BACKGROUND: Inhibition of tumour necrosis factor (TNF) is an effective way of reducing synovitis and preventing joint damage in rheumatoid arthritis (RA), yet very little is known about its specific effect on foot pain and disability. The aim of this study was to evaluate whether anti-TNF therapy alters the presence of forefoot pathology and/or reduces foot pain and disability. METHODS: Consecutive RA patients starting anti-TNF therapy (infliximab, etanercept, adalimumab) were assessed for presence of synovial hypertrophy and synovitis in the 2nd and 5th metatarso-phalangeal (MTP) joints and plantar forefoot bursal hypertrophy before and 12 weeks after therapy. Tender MTP joints and swollen bursae were established clinically by an experienced podiatrist and ultrasound (US) images were acquired and interpreted by a radiologist. Assessment of patient reported disease impact on the foot was performed using the Manchester Foot Pain and Disability Index (MFPDI). RESULTS: 31 patients (24 female, 7 male) with RA (12 seronegative, 19 seropositive) completed the study: mean age 59.6 (SD 10.1) years, disease duration 11.1 (SD 10.5) years, and previous number of Disease Modifying Anti Rheumatic Drugs 3.0 (1.6). Significant differences after therapy were found for Erythrocyte Sedimentation Rate (t = 4.014, p < 0.001), C-reactive protein (t = 3.889, p = 0.001), 28 joint Disease Activity Score (t = 3.712, p = 0.0001), Visual Analog Scale (t = 2.735, p = 0.011) and Manchester Foot Pain and Disability Index (t = 3.712, p = 0.001).Presence of MTP joint synovial hypertrophy on US was noted in 67.5% of joints at baseline and 54.8% of joints at twelve weeks.
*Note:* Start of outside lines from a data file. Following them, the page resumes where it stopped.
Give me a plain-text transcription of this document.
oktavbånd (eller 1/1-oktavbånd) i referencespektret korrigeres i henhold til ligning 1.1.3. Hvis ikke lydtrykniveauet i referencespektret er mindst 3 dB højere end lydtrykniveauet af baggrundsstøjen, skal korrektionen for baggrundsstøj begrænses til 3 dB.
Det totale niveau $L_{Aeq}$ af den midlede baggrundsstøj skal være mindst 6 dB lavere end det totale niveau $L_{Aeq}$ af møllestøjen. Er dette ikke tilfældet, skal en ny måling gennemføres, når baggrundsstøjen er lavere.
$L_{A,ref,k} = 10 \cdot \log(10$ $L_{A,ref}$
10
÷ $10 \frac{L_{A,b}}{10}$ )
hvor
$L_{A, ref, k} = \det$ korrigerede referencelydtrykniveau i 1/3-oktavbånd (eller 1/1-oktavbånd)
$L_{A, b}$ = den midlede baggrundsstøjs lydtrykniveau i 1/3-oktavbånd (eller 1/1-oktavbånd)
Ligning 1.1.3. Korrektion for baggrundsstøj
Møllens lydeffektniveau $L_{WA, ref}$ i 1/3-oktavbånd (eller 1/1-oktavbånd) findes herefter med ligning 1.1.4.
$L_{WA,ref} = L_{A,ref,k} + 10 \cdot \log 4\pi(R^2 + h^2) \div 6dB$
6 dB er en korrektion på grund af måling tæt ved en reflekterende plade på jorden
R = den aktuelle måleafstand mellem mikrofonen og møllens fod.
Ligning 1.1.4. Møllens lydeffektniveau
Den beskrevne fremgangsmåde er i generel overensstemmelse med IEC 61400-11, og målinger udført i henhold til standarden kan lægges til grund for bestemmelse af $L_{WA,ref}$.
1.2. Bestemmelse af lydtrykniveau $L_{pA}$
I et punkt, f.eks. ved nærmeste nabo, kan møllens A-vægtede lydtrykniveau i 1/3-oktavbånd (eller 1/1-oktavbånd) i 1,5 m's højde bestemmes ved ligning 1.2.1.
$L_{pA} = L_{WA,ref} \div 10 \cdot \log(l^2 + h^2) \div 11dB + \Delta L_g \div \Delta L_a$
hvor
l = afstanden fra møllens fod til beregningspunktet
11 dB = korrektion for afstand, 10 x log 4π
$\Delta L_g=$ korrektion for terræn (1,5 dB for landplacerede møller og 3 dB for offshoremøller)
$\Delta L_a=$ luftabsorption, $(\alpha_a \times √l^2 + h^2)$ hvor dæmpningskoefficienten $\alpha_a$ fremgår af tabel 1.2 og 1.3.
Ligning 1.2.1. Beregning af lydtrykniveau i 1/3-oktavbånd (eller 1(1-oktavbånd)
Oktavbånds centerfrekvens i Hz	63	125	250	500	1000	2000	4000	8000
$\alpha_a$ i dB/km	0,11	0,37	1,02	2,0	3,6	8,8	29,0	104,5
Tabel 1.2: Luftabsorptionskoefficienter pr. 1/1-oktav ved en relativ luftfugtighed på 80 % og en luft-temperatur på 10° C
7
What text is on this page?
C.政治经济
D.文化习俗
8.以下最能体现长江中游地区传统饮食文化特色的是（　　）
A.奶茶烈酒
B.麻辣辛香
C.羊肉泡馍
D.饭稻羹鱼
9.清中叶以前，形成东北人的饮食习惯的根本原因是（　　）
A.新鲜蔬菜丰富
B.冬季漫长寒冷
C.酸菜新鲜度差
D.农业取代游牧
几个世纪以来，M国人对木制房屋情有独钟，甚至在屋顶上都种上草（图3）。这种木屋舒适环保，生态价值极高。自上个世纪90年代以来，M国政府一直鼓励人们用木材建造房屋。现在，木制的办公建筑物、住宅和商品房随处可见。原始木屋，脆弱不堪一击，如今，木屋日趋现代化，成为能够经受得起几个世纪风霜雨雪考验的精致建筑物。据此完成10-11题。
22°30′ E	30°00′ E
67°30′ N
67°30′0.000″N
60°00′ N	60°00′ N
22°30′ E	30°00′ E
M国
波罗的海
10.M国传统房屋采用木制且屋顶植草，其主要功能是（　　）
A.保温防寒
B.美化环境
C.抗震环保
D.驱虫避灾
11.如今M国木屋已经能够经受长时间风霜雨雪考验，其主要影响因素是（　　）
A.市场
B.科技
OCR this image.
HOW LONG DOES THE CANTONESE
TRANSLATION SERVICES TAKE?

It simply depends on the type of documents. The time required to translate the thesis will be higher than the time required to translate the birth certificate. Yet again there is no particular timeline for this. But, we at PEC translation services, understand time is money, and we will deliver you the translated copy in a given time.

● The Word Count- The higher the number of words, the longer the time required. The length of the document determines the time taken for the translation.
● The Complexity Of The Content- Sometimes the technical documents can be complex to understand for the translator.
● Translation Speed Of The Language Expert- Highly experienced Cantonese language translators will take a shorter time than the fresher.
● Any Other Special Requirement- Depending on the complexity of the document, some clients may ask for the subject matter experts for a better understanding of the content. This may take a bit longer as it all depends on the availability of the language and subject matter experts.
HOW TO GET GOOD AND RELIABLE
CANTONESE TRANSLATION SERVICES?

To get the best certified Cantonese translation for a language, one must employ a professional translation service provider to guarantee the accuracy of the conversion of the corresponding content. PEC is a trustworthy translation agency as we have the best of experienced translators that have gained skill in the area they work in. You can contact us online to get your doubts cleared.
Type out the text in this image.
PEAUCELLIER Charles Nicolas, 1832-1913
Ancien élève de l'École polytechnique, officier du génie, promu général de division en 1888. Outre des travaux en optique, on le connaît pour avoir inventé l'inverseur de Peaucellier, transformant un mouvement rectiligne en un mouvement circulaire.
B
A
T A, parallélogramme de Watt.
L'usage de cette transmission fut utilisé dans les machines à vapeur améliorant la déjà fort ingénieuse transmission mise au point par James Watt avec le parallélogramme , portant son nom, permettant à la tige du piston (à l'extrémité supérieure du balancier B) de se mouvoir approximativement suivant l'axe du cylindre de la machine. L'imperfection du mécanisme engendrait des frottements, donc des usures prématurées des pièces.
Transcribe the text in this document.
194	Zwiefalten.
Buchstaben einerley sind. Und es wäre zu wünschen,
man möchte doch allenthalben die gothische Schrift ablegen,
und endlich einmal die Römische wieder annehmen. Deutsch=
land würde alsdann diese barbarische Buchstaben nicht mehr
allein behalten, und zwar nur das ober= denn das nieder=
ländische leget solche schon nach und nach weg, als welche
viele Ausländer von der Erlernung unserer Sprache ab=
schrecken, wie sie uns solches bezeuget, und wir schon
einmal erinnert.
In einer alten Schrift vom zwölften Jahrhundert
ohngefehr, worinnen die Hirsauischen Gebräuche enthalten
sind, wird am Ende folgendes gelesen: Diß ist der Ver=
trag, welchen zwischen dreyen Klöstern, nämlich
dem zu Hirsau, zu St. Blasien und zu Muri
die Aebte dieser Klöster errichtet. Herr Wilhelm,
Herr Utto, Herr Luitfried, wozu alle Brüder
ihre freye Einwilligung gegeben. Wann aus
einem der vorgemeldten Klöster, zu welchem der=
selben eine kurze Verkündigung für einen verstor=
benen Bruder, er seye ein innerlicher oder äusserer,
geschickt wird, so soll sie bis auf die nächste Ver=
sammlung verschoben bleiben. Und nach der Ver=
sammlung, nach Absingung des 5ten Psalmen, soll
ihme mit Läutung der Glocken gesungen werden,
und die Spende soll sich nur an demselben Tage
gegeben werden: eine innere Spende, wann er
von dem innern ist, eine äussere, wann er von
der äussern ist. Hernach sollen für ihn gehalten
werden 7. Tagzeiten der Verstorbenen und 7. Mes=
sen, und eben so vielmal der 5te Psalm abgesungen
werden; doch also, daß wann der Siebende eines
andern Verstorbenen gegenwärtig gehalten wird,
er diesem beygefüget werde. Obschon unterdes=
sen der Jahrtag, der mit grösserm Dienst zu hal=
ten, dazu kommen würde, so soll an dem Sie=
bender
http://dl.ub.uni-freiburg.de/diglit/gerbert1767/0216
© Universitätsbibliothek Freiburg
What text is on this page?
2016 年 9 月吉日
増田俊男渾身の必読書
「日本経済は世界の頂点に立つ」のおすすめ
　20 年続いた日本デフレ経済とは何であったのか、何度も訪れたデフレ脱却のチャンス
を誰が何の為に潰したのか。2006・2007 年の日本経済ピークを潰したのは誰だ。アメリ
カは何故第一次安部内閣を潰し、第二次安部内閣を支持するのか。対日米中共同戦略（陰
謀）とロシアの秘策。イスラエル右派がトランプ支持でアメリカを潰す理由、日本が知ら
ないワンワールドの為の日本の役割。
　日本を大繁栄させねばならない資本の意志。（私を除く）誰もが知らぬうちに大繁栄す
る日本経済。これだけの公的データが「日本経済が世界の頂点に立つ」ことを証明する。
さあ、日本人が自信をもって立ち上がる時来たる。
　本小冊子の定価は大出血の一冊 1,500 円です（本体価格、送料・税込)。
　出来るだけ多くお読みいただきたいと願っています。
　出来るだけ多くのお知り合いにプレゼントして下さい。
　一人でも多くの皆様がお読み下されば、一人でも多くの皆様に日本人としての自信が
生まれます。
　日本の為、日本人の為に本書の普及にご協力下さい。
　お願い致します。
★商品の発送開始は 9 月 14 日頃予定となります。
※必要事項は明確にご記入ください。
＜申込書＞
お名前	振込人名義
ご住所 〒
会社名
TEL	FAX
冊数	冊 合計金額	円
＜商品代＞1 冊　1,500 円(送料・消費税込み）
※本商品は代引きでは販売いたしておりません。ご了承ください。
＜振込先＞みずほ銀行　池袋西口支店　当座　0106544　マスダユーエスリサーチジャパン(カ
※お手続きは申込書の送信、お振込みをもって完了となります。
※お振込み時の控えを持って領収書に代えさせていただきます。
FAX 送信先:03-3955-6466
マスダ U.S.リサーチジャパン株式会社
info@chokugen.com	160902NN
Presence of plantar forefoot bursal hypertrophy on US was noted in 83.3% of feet at baseline and 75% at twelve weeks. Although there was a trend for reduction in observed presence of person specific forefoot pathology, when the frequencies were analysed (McNemar) this was not significant. CONCLUSIONS: Significant improvements were seen in patient reported foot pain and disability 12 weeks after commencing TNF inhibition in RA, but this may not be enough time to detect changes in forefoot pathology.